Former railway station in England

Heathrow Junction was a short-lived railway station built to serve London Heathrow Airport in the United Kingdom.

==History==
Between January and June 1998, the Heathrow Express shuttle service was built to connect Paddington station to Heathrow Airport. A new spur was built from the existing Great Western Main Line to the airport, running mostly in tunnel. To save costs, the tunnel was built using the New Austrian Tunnelling Method (NATM). In 1994, parts of the unopened tunnels near the airport collapsed. The collapse not only delayed the finishing of the railway tunnel beneath the airport but also caused the temporary suspension of Piccadilly line services to the airport whilst the ground was stabilised.
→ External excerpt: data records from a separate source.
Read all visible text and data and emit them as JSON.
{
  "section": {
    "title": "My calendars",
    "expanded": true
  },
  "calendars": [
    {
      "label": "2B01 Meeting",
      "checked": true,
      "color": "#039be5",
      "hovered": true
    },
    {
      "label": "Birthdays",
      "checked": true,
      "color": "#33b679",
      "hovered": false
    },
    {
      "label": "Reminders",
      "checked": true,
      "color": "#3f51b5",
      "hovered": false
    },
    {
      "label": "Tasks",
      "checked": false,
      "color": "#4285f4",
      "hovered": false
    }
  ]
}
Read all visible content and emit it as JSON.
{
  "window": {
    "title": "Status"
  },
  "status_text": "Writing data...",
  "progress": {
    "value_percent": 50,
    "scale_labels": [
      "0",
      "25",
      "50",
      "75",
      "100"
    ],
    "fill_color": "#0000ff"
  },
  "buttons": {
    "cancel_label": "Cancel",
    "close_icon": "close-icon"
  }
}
With the project delayed, a decision was made to open a temporary surface-level station at the edge of the airport whilst construction continued. The line to the new station followed the route of a long-disused canal known as "Broad's Dock". Heathrow Junction station was situated in Stockley Park, slightly to the north of the airport. Class 332 trains (branded as "Heathrow Fast Train") carried passengers from Paddington to Heathrow Junction (a journey of 12 minutes), and a fleet of shuttle buses carried the passengers the remaining distance to the airport.

On 23 June 1998, after only 126 days, Heathrow Express services commenced to Heathrow Terminals 2 & 3 railway station and Heathrow Terminal 4 railway station. Trains no longer called at Heathrow Junction, and within ten days the track leading to the station had been dismantled.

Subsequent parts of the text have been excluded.